Hundreds of Indian Americans held a rally on Sunday to commemorate India's 75th Independence Day in Edison, a town in central New Jersey.
The event, organised by the Indian Business Association, is an annual affair. Men, women and children carry the Indian tricolour flag and walk through the streets of a town known for its Indian supermarkets, restaurants and boutique fashion stores.
On Sunday, the rally was attended by several local politicians as well as the national spokesperson of the ruling Bharatiya Janata Party (BJP).
On Monday, photos and video of a bulldozer, adorned with posters of Prime Minister Narendra Modi and his ally, Yogi Adityanath, the chief minister of India's most populous state Uttar Pradesh, rolling through the main road in Edison as bystanders yelled "Jai Shree Ram", a religious chant that has now become a battle cry for Hindu supremacists in India.
Adityanath is a vocal supporter of the Islamophobic "Love Jihad" campaign in India that aims to stop Muslims from marrying Hindu women, and he once said that he would place Hindu idols inside every mosque.
Minhaj Khan, an activist from New Jersey, told Middle East Eye that it was "a blatant display of anti-Muslim hate".
In recent years, bulldozers have come to symbolise the demolition of homes belonging to Indian Muslims on the mere suspicion of participating in protests or riots - and Adityanath was a pioneer of this strategy in his state and is often referred to, both affectionately and pejoratively, as "Bulldozer Baba".
In June, the Indian government destroyed the home of the prominent Muslim activist Afreen Fatima after protests erupted in the state of Uttar Pradesh over controversial remarks about the Prophet Muhammad by a BJP official.
Fatima recently told MEE that the decision to destroy the homes of Indian Muslims such as hers was to subjugate the Muslim minority.
"The idea is to punish Muslims and to let them know that we can say whatever we want and you can't do anything about it," Afreen said.
Earlier this year, Amnesty International urged the Indian government to end the practice, adding the "punitive demolition of family homes of suspects could also amount to collective punishment, in violation of international human rights law."
Several Indian Americans, especially Muslims, who saw Monday's footage said they were startled and outraged by the open expression of bigotry.
"We know that there are many in Edison who support the Hindu nationalist politics of Modi, and [that] they send money to the Hindu supremacist projects in India, but we have never seen anything like this," Mohammed Jawad, Indian American Muslim Council (IAMC) president, told MEE.
"You have to ask yourself: what is a bulldozer doing at a parade about independence?" Jawad asked rhetorically.
Other organisations have also expressed outrage over Sunday's events in Edison.

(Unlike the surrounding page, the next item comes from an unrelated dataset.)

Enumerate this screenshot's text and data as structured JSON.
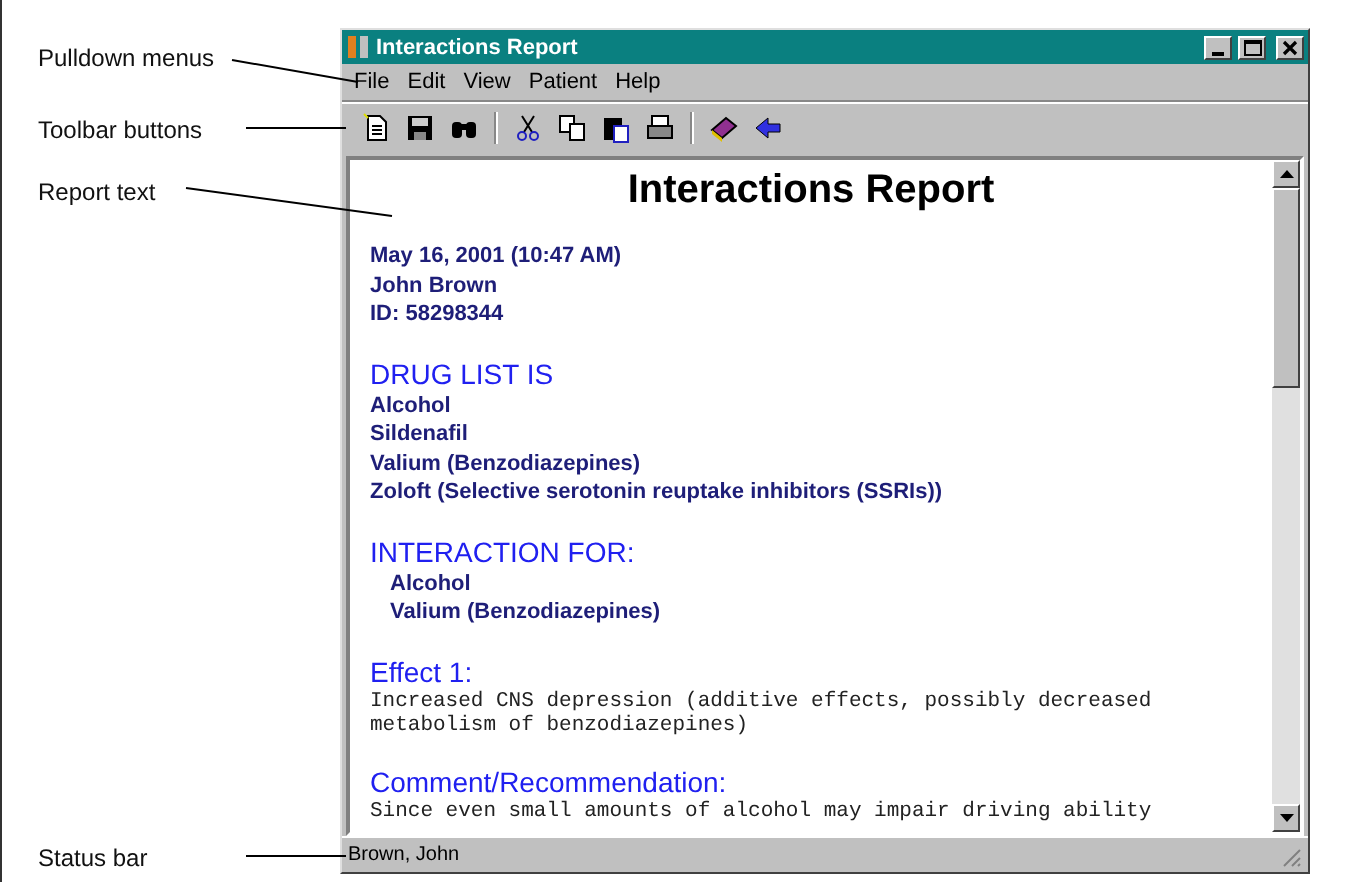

Pranay Somayajula, advocacy and outreach coordinator, for Hindus for Human Rights, told MEE that his organisation was "appalled and disgusted though unsurprised by this brazen display of violent Hindu supremacy.
"The diaspora, and in particular Hindu Americans, urgently need to speak out against the infiltration of Hindutva hatred into our communities," Somayajula said.
On Tuesday, Council on American-Islamic Relations-New Jersey executive director Selaedin Maksut condemned the presence of the bulldozer at the rally and the glorification of Hindu nationalist figures.
"We also call on Edison Mayor Samip Joshi to condemn these acts of hatred and block the BJP’s attempts to interfere in local New Jersey politics," Maksut said in a statement.
Khan said that activists in the area would make efforts to explain this symbol of hate to local office bearers and the general predicament facing minorities in India.
Commenting on the developments over the weekend, the Mayor's office stopped short of condemning the incident. Joshi's office told MEE the town was "committed to celebrating and working with people from all cultures" and that "no discriminatory symbol has [sic] a place in Edison."